Exploring the stories, interests, and needs of minority communities within our region is a top priority of this station's local news team. One of the eight categories ("issues of concern") that we report to the FCC in our quarterly Programs and Problems reports is "Women's and Minority Issues." Some of the ways we explored issues related to minorities and other diverse audiences in FY 15 include: WKU Public Radio aired extensive coverage in our local newscasts about three Kentucky county clerks who refused to issue marriage licenses to same-sex couples. Their opposition to the unions was based in their religious beliefs, and the three maintained their position was protected under the Constitution. One of the clerks, Kim Davis of Rowan County, gained international attention when she was sued by a same-sex couple who was refused a marriage license. The issue drew strong emotions from many sides, and we provided fair and fact-based reporting on the lawsuit, the arguments on both sides of the issue, and analysis of the legal implications. We aired interviews with Bowling Green LGBT-rights advocates who are working to persuade the Bowling Green City Commission to add LGBT individuals to the list of groups covered by the city’s “Fairness Ordinance.” Currently, LGBT individuals in Bowling Green can be discriminated against in employment, housing, and public accommodations.

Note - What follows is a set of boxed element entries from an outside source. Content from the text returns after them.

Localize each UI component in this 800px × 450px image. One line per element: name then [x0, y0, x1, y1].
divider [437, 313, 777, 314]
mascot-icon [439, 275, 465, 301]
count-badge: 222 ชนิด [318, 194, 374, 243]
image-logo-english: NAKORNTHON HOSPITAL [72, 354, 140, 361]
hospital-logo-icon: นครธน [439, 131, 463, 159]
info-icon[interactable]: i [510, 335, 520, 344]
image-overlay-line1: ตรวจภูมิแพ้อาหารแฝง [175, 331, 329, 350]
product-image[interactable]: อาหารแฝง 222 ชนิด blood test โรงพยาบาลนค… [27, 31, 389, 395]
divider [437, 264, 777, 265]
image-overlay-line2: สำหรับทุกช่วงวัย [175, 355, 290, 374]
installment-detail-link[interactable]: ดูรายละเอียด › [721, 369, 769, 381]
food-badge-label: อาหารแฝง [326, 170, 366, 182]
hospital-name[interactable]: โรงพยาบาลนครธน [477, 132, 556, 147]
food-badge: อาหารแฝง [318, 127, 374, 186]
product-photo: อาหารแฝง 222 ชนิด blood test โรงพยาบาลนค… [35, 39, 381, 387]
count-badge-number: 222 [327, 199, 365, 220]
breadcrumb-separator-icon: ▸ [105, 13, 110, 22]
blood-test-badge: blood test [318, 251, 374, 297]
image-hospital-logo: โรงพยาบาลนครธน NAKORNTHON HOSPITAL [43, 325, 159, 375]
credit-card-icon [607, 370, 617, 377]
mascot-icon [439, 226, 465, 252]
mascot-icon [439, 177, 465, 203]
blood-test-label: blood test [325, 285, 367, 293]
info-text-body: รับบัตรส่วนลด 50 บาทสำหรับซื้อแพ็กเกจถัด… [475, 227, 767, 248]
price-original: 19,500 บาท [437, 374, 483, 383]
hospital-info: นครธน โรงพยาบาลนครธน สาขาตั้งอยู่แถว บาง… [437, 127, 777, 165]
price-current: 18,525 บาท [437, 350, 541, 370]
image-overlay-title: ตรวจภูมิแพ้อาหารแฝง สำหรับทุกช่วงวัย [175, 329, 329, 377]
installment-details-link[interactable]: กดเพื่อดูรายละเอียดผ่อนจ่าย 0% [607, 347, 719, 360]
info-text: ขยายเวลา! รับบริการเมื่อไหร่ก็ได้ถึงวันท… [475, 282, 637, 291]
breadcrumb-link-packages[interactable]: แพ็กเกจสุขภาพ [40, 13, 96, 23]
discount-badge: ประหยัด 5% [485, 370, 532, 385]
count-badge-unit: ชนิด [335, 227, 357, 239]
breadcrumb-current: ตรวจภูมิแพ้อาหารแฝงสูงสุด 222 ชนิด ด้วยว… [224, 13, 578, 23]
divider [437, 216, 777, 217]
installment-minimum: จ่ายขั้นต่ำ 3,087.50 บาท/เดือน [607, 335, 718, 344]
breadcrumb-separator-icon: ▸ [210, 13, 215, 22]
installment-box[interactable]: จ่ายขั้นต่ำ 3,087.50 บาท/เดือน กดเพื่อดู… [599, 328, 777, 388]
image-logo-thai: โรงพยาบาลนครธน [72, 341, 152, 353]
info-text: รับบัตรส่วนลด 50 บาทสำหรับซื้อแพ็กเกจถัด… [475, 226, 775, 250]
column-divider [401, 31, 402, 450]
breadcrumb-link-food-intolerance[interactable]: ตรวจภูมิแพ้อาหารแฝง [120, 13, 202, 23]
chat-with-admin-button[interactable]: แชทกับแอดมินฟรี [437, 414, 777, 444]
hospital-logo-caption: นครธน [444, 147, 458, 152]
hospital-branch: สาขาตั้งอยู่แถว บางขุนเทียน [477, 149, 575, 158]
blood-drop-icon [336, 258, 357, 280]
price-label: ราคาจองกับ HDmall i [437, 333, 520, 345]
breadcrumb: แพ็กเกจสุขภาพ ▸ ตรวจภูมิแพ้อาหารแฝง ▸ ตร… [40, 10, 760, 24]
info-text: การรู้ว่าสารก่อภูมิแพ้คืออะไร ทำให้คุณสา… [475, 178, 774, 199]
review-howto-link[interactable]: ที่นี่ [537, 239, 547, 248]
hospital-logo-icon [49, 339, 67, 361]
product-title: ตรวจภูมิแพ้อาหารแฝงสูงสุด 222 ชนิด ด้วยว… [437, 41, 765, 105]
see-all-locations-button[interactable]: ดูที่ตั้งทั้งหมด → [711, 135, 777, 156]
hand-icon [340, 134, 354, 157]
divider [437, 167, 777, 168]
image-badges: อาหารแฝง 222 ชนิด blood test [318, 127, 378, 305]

We also aired an interview with an Iraqi-born man who was preparing to graduate from a community college in our region. Fawzi Younus is a former political refugee who shared with our audience what it meant to come to America and get a higher education degree, and also his thoughts about calls in the U.S. to bar all Middle Eastern immigrants and refugees from entering this country. WKU Public Radio was also represented at a career day event held by the Multicultural Journalist group at Western Kentucky University. The group strides to promote diversity through the School of Journalism and Broadcasting at WKU and provide resources for students to get a jobs and internships. The WKU Public Radio news director attended the event, and spoke with students about career opportunities in public broadcasting, as well as resume and interview tips. In 2016, WKU Public Broadcasting plans to launch a classical music service on our HD2 service and through an FM translator in Bowling Green. Part of the programming on that station will include "Concierto" a show featuring a mix of English and Spanish classical music as well as "Alt Latino" a show spotlighting popular Latin music.
5. Please assess the impact that your CPB funding had on your ability to serve your community. What were you able to do with your grant that you wouldn't be able to do if you didn't receive it?
CPB grant support is an absolutely essential component of our overall funding. In addition to the support we receive from our community and university, CPB funding allows us to serve a very wide geographic area, covering parts of three states. Our CPB grant ensures that we can continue to provide high-quality public radio programming and meaningful community engagement. This station faces considerable challenges when working to raise financial support in our community. Much of of coverage area is rural, not affluent, and does not fit traditional public radio listener demographics. CPB funding strengthens our efforts and helps us acquire programming that would otherwise be unaffordable and unattainable for us. Without CPB's support, our public service efforts would be tremendously diminished, and many in our region would be left without a local public radio service. A lack of CPB support would also affect the size and quality of our staff. Being a fully-qualified CPB station also gives us access to resources and program providers that are essential for our operation.